Tritare e fare riposare per almeno 40 minuti in frigo

In tutte queste salse la mollica va ammollata in acqua e strizzata

Carne con salsa di pistacchi




Rielaborazione di una ricetta medievale



Tocchetti di carne di vitello o di montone 6/8 etti da sbollentare in acqua e menta
Passarla in un tegame con olio e versare sopra il brodo filtrato.
In una ciotola mescolare in due cucchiai di miele di zagara i pistacchi di Bronte (100/150 gr.) tritati, se si ha tempo e pazienza pestateli in un mortaio di marmo, dell’amido di grano (un cucchiaio), una bustina di zafferano e del pepe verde in grani con un bicchierino di aceto bianco, meglio se di miele.
Aggiungere questa salsa alla carne e far cuocere sino a che la salsa non si addensi rigirando spesso i tocchetti per farli insaporire

lunedì 5 ottobre 2009

PEPERATA ALLO ZAFFERANO


Salsa consigliata per il pesce.

Far bollire un composto di vin cotto, aceto e vino rosso.
Aggiungere alcune fette di pane precedentemente tostato.
Passare al setaccio e rimettere sul fuoco aggiungendo CANNELLA, CHIODI DI GAROFANO, una dose abbondante di PEPE e una presa di ZAFFERANO.

venerdì 3 luglio 2009

RAFANO


- Il RAFANO ha un gusto molto forte e va usato in piccole quantità.

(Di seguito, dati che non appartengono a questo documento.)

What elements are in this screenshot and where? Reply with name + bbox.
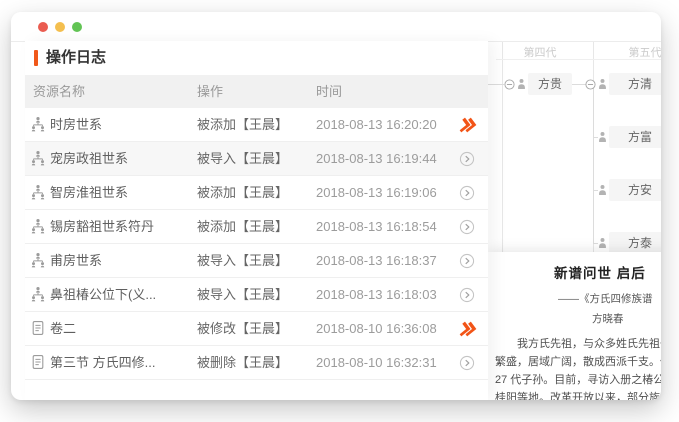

- La salsa di RAFANO è facile da farsi: a 100 grammi di panna (o panna acidula),aggiungete 3 cucchiaini di radice di rafano grattugiato,1 cucchiaino di succo di limone e 1 cucchiaino di scorza di limone grattugiata.E' bene usare una quantità minima di questa salsa così aspra.

- Il RAFANO,o RAMOLACCIO,è internazionalmente noto come CREN.
Nei paesi del Nord Europa è il complemento fisso della coppia di wurstel.la salsa al rafano è ottima anche per accompagnare bolliti misti,agnello arrosto,e anche il tacchino. E' meglio consumarla fresca,anche se si conserva a lungo in frigorifero.